A decisão baseia-se no entendimento de que o conceito de insumos para fins de creditamento deve ser aferido à luz dos critérios de essencialidade ou relevância, considerando a imprescindibilidade ou importância do item para o desenvolvimento da atividade produtiva ou de serviços, não se aplicando à atividade comercial pura.
Impactos Práticos
Para as empresas do setor atacadista de hortifrutigranjeiros, esta orientação tem impacto financeiro significativo, pois:
- Gastos com combustíveis utilizados no transporte de mercadorias não geram créditos de PIS/COFINS na modalidade insumos;
- Despesas com pedágios, pneus, refeições de motoristas e aluguéis/condomínio de espaços em centrais de abastecimento também não podem ser considerados insumos geradores de créditos;
- A possibilidade de apropriação de créditos fica limitada às demais modalidades previstas nos arts. 3º das Leis nº 10.637/2002 e nº 10.833/2003, como os créditos sobre os bens adquiridos para revenda;
- Empresas que desenvolvem atividade mista (comercial e industrial/serviços) podem apropriar créditos apenas em relação à parcela de produção ou prestação de serviços, sendo vedada a apropriação para a atividade de revenda.

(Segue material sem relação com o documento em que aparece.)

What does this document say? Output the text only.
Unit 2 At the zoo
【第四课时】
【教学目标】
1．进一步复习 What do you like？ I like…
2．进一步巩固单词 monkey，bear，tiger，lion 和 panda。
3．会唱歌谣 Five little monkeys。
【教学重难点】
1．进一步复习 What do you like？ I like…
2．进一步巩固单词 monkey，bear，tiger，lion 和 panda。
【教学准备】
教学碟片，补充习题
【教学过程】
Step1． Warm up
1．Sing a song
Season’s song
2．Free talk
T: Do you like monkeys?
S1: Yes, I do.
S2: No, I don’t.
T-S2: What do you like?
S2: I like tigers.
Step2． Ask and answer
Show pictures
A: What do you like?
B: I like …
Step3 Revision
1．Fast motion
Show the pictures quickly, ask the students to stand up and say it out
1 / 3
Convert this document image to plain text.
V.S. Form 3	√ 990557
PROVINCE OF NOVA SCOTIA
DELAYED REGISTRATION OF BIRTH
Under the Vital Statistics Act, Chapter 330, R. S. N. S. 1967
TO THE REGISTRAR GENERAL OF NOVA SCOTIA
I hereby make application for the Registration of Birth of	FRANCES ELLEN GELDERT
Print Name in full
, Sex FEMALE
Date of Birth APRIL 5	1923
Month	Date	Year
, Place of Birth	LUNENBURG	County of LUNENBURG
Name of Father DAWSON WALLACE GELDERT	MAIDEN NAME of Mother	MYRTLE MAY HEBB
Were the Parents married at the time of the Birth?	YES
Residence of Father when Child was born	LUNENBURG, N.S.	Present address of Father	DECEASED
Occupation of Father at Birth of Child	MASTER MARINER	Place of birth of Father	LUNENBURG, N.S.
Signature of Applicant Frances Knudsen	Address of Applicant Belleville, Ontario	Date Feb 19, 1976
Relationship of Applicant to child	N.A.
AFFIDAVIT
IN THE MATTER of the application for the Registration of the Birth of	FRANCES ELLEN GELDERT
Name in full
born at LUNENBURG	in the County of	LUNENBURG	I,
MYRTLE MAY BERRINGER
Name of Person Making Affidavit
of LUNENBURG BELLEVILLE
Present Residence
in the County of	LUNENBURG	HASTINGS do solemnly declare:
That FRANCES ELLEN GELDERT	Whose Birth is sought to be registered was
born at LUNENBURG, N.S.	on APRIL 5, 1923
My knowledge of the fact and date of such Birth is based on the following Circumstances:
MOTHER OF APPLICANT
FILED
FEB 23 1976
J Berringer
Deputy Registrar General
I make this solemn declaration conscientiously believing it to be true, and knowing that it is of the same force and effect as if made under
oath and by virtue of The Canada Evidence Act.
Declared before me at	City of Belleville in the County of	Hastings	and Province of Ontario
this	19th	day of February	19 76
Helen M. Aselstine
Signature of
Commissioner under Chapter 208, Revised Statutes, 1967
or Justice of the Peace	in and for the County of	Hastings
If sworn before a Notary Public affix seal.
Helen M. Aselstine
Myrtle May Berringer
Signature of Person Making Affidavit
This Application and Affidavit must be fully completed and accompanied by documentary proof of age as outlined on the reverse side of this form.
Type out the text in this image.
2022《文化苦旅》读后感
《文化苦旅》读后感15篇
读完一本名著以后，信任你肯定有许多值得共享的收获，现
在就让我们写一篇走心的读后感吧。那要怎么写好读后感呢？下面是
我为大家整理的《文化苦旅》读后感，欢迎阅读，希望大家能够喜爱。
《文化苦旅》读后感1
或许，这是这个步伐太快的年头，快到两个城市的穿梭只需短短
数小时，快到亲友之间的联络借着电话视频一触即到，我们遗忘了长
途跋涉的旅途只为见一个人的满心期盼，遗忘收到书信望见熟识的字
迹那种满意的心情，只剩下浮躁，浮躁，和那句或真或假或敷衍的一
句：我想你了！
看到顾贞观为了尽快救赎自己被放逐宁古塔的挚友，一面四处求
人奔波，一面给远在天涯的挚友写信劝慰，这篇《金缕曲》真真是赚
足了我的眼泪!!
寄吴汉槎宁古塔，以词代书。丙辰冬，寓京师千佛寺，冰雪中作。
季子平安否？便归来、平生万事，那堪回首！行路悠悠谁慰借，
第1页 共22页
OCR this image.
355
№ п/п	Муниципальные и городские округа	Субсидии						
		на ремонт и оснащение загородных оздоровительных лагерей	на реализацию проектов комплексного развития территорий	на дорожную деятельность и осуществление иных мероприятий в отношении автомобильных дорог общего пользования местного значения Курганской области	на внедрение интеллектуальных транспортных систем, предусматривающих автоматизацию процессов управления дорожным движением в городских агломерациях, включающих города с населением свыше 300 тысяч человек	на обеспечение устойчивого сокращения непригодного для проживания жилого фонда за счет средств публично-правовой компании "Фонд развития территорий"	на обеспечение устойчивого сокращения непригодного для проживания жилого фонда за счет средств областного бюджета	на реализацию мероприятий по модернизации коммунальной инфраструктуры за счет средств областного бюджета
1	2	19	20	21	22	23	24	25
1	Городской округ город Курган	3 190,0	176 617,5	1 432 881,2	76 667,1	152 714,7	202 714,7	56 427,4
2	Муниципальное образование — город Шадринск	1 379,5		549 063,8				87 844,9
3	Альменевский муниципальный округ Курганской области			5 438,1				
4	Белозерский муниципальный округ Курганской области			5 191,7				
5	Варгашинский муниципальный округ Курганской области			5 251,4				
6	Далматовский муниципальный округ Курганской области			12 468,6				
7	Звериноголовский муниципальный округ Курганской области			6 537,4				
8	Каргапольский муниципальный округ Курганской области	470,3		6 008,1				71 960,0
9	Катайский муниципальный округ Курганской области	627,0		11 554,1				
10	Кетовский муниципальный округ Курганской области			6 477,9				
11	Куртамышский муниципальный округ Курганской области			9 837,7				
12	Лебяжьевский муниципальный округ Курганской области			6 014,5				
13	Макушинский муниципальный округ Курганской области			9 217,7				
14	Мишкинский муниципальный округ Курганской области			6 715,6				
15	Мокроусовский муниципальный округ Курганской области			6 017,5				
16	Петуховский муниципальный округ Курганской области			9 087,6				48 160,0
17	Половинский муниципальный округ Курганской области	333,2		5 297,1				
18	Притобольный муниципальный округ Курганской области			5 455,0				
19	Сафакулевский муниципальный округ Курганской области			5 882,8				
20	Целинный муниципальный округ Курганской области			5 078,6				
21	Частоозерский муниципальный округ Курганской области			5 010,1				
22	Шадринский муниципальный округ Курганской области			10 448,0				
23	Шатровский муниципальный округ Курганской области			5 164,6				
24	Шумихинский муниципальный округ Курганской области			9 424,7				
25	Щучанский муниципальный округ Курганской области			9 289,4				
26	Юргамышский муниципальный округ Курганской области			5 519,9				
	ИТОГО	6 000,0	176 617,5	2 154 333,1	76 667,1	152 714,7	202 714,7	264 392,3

Vale ressaltar que esta vedação não implica, necessariamente, na impossibilidade de apropriar créditos da não cumulatividade em outras modalidades previstas na legislação, que devem ser analisadas caso a caso.
Análise Comparativa
A Solução de Consulta reforça o entendimento da Receita Federal sobre a clara distinção entre as atividades empresariais para fins de creditamento:
- Atividades produtivas e de serviços: permitem o creditamento sobre insumos utilizados no processo produtivo ou na prestação de serviços;
- Atividades comerciais: não comportam o conceito de insumos, limitando-se ao creditamento sobre os produtos adquiridos para revenda.
Esta interpretação está alinhada com a Solução de Consulta COSIT nº 141/2020, que havia estabelecido entendimento similar para outros setores de revenda, demonstrando a consistência da orientação da Receita Federal sobre o tema.
Considerações Finais
A Solução de Consulta nº 6.011/2022 traz segurança jurídica ao setor hortifrutigranjeiro atacadista ao definir claramente os limites para apropriação de créditos de PIS/COFINS. Embora restritiva, a orientação é objetiva ao esclarecer que a atividade de revenda não comporta o conceito de insumos para fins de creditamento.
Empresas do setor atacadista de hortifrutigranjeiros devem, portanto, revisar suas políticas de creditamento de PIS/COFINS, concentrando-se nas demais hipóteses legais de aproveitamento de créditos aplicáveis à atividade comercial. Para empresas com atividade mista, é fundamental segregar adequadamente as operações para assegurar o correto aproveitamento dos créditos permitidos.
É importante destacar que esta orientação não afeta o creditamento sobre os produtos adquiridos para revenda, previsto especificamente no inciso I do art. 3º das Leis nº 10.637/2002 e nº 10.833/2003, que permanece sendo a principal modalidade de creditamento para empresas comerciais.